José, c’est un prénom d’abord, celui que l’on endosse, bon gré mal gré. Et c’est par ce prénom, celui qui définit en premier lieu, que se présente naturellement l’artiste. Une décision qui concrétise cette volonté de se dévoiler de la façon la plus intime possible, mais aussi de rendre hommage à ses racines. Car oui, dans ce projet, José se livre avec une rare générosité, survolant ces moments fugaces qui nappent les souvenirs. On découvre alors la profonde sensibilité d’un homme qui a su capter l’essence de ces instants, ceux que l’on pensait oubliés, perdus dans un coin de la tête, mais qui perdurent secrètement. Invités privilégiés de ce voyage si personnel, nous découvrons un univers chaleureux, chargé de mémoire, de visages et de silhouettes, désormais immortalisés. Mêlant avec habileté des styles éclectiques, d’une pop portugaise rayonnante à des tracks électro hyper-modernes, au service d’une narration presque biographique, ce premier album révèle toutes les nuances d’un artiste qui n’a jamais souhaité être cantonné à un genre musical, à une origine ou une trajectoire. Un Artiste qui se réapproprie aujourd’hui son identité, une identité complexe portant les traces de tout le chemin personnel parcouru, une identité qui se définit au final par un mot. Un prénom. José.

Titres interprétés

Paraiso Live RFI José = voir le clip 

Fugir extrait Cd José Primeiro Disco

Primavera Live RFI José

Berço de Terra extrait Cd José Primeiro Disco

Son Benoît Letirant

© Sirventès
"Rogé", La Mal Coiffée.

Puis nous recevons Marie Coumes du groupe La Mal Coiffée, qui présente le nouvel album Rogé

Note d’intention de Rogé, 6ème album de La Mal Coiffée 

Rogé, ce 6e disque du quatuor polyphonique languedocien marque une volonté d’ancrage dans les écritures poétiques des mouvements d’émancipation culturelle qui résonnent entre l’Occitanie et les colonies de l’empire français. Aux côtés des textes et de la musique de Laurent Cavalié, les musiciennes subliment les textes de Claude Alranq, David Grosclaude, Auguste Foures, Jean Boudou, auteurs engagés dans une pensée de la résistance à l’écrasement des cultures populaires. Leur musique de voix et de percussions continue de tracer son chemin entre les couleurs du chant populaire languedocien, et l’invention d’une polyphonie imaginaire, brute. 

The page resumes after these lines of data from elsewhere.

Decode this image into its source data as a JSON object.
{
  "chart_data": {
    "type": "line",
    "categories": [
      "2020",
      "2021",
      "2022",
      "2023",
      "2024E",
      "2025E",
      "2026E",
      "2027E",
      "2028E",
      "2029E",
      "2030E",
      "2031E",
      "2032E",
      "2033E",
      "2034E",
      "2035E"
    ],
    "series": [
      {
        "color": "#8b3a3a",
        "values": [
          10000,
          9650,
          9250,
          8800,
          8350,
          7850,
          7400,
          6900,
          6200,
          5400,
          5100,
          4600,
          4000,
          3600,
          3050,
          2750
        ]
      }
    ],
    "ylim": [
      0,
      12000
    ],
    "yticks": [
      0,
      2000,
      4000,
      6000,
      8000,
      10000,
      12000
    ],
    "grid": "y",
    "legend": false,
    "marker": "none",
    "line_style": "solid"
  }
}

Depuis les débuts du groupe, nous nous envisageons comme un morceau de monde, un fragment de culture, un vecteur de langue. Alors que les cultures humaines se nivellent par le pouvoir médiatique et que les sociétés se détissent en solitudes numériques, nous efforçons de fabriquer des bouts d’identité. Nous raconter ? C’est être indociles. Ainsi, on espère rencontrer tous ceux qui ont soif d’histoires particulières, qu’ils soient d’ici ou de là. Inspirées par tous ces paysans qui ont compris qu’il fallait se tenir loin de l’industrie et de la grande distribution s’ils voulaient nourrir correctement le monde, nous tentons de nous tenir loin des modèles culturels dominants. Notre langue ? C’est celle des bêtes et des humbles. Elle est à la fois langue de reconquête poétique d’une pensée autochtone, jouissance et instrument de musique.

Karine Berny : Chant, bombo leguero, pétadou

Myriam Boisserie : Chant, pétadou, monocorde

Marie Coumes : Chant

Laëtitia Dutech : Chant, adufe, bendir, tambourins, tambour, monocorde.